The federal government has vowed to extend the suspension of degrees accreditation and evaluation to more countries including Uganda and Kenya.
The minister of Education, Professor Tahir Mamman stated this on Wednesday when he appeared on Channels TV programme.
It would be recalled that following an investigative report by an online newspaper, which unravelled a Cotonou-based University, which issued a degree certificate to an undercover Journalist within six weeks, Nigerian government had announced the suspension of evaluation and accreditation of degree certificates from the neighbouring Benin Republic and Togo. However, speaking on the next line of action, Mammam said it will not stop at the suspension of certificates from Togo and Benin Republic alone.
“We are going to extend the dragnet. We know some countries like Uganda, Kenya and even Niger where such institutions have been set up.
“A lot of them don’t actually have physical institutions. They just operate under cover.”
The Minister further said students who patronise such institutions are not victims but criminals.
He added that security agents would go after Nigerians with fake certificates from foreign countries.
“No student or Nigerian has any business going to patronise such place. I have no sympathy for such people. Instead, they are part of a criminal chain that should be arrested,” the minister said.
“If along the line, we can trace that there are people already in the system. For instance, if a particular institution or operator has been operating, say in the last 10 years, we will check if we can get records of Nigerians who attended that institution.
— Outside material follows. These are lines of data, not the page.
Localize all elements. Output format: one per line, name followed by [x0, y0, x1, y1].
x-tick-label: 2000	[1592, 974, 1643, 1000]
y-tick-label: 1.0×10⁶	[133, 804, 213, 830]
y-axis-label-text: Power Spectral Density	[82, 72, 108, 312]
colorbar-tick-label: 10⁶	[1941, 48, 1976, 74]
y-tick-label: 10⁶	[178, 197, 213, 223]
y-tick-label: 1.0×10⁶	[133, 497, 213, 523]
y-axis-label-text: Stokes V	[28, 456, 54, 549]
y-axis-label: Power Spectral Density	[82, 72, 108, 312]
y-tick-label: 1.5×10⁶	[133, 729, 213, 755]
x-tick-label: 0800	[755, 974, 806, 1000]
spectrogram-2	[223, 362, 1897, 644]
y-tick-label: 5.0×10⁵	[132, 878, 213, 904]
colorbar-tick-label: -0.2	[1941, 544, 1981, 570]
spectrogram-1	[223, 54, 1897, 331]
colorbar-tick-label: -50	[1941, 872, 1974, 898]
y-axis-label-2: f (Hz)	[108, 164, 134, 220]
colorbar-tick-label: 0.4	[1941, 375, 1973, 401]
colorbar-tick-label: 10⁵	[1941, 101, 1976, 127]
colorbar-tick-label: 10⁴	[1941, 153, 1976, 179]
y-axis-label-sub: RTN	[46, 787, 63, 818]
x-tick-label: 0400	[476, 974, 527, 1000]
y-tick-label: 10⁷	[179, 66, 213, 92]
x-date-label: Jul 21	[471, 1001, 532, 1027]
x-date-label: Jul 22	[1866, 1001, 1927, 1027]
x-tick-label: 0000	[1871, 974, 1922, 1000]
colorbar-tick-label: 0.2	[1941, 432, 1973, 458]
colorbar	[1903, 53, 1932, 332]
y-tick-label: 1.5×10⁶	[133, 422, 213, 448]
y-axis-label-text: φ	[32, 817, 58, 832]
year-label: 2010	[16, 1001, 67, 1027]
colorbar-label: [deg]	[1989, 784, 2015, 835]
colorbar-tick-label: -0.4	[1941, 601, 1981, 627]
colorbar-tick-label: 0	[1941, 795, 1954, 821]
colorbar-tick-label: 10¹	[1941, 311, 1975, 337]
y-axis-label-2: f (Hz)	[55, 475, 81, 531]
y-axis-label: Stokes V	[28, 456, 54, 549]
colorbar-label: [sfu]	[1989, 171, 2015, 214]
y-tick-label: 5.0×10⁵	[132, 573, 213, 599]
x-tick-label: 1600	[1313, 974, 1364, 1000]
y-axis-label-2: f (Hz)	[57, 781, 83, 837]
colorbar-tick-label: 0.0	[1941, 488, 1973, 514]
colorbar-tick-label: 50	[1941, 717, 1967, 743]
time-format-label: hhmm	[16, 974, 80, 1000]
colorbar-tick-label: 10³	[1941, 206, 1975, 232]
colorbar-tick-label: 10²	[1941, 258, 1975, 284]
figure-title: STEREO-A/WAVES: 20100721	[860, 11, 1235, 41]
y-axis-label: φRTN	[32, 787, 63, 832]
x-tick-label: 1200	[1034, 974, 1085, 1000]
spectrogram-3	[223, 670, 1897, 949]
“Once we do that, they are criminals and you know there is no timeframe to criminality.
“We will trace them. As long as we can lay our hands on their institutions and they are right here with us, certainly, the security agencies will go after them because they are criminals.”
The minister said certificate forgery is a global problem and not only a Nigerian one, adding that the ministry is aware of the problem.
He said according to report of a committee in 2022, eight institutions involved in fake degrees were uncovered in Nigeria.
He said some of them include European American University, Lagos; Oxford School for Continued Education, Umuahia; Imperial College of advanced studies, Kano; and Medical University of Nigeria, Kaduna.